The implementation of genomics approaches has many applications in animal science. First, they will lead to the development of diagnostic tests. Beside scientific and technical issues (the importance of the studied traits, confirmation of the gene effects on a large population, successful production of genomic tests, etc.), it is, however, crucial to determine the economic value of such diagnostic tests. For instance, it is important to know whether improvement of a specific biological trait by genomic tools will provide or not an economic return to the producer or improve competitiveness of the product compared with alternative methods. So far, the costs of DNA tests (to genotype animals) have dropped by several orders of magnitude making the livestock industry receptive to their use in a commercial way (Barendse 2005). Unfortunately, it is not yet the case for diagnostic tests based on gene expression methods. However, we must anticipate that costs will drop for array and proteomic tools as well. Second, once they have identified genes or proteins of interest for livestock production systems, researchers could modulate them. This should lead to new ways to improve health, wellbeing and performance. Lastly, new genomic knowledge will also improve disease diagnosis, detection of predisposition to disease, and enhance development of new treatments. Clearly, the sequencing of genomes in livestock will provide further impetus to research. In this respect, the bovine genomics project is a priority for public research organisations, such as INRA in partnership with the private partners of the French beef industry and many European laboratories.
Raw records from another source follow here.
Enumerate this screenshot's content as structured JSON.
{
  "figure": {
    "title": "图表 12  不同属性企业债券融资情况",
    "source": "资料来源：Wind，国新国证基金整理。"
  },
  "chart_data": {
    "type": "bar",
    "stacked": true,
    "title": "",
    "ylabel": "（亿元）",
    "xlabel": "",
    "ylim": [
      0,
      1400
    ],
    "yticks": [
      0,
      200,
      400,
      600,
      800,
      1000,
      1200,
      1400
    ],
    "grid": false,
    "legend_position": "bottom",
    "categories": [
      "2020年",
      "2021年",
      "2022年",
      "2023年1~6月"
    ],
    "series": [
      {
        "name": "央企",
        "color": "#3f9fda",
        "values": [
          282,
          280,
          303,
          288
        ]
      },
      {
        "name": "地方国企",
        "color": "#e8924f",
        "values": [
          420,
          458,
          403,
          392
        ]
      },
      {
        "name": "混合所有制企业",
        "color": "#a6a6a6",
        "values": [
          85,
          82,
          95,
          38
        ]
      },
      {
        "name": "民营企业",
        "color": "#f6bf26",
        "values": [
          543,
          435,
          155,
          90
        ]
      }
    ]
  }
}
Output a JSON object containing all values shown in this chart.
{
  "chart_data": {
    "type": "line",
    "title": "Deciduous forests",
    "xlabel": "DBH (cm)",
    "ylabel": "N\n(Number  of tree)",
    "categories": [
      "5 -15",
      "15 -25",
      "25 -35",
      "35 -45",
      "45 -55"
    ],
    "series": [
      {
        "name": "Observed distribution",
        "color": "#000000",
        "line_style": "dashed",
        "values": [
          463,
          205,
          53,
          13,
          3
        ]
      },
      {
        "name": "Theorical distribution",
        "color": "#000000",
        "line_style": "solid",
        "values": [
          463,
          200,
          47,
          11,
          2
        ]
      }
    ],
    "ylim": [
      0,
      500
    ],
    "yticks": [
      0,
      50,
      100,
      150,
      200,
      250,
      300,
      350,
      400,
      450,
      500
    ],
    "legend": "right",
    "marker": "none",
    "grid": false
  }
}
According to Fox Keller (2002), the understanding of biology has reached a turning point and the central question has shifted from ‘who are the actors?’ [the genes and their products] to ‘what are the scripts?’ [the physiological programs]. This author said that the concept of the gene has been overused, and in future we won’t see it as being so important. We have indeed to look at things differently. There is not only one gene but rather a combination of individual genes governing biological pathways and their regulation. The level of gene expression per se, and more precisely the combination of individual expression levels, rather than the genes themselves are responsible for phenotype variability. In this respect, we will most certainly not find master genes for economically important production traits (e.g. beef tenderness or marbling) but rather a complex interplay of genes responding to intrinsic and environmental factors. Through gene expression studies and more precisely global gene expression profiling at the mRNA or protein level, we are gaining a deeper insight into the mechanisms governing the physiological functions and their regulation in livestock species. The next challenge is to integrate the knowledge gained from these studies in optimising livestock production systems through detection of desirable animals and their integration into accurate breeding programs or management systems.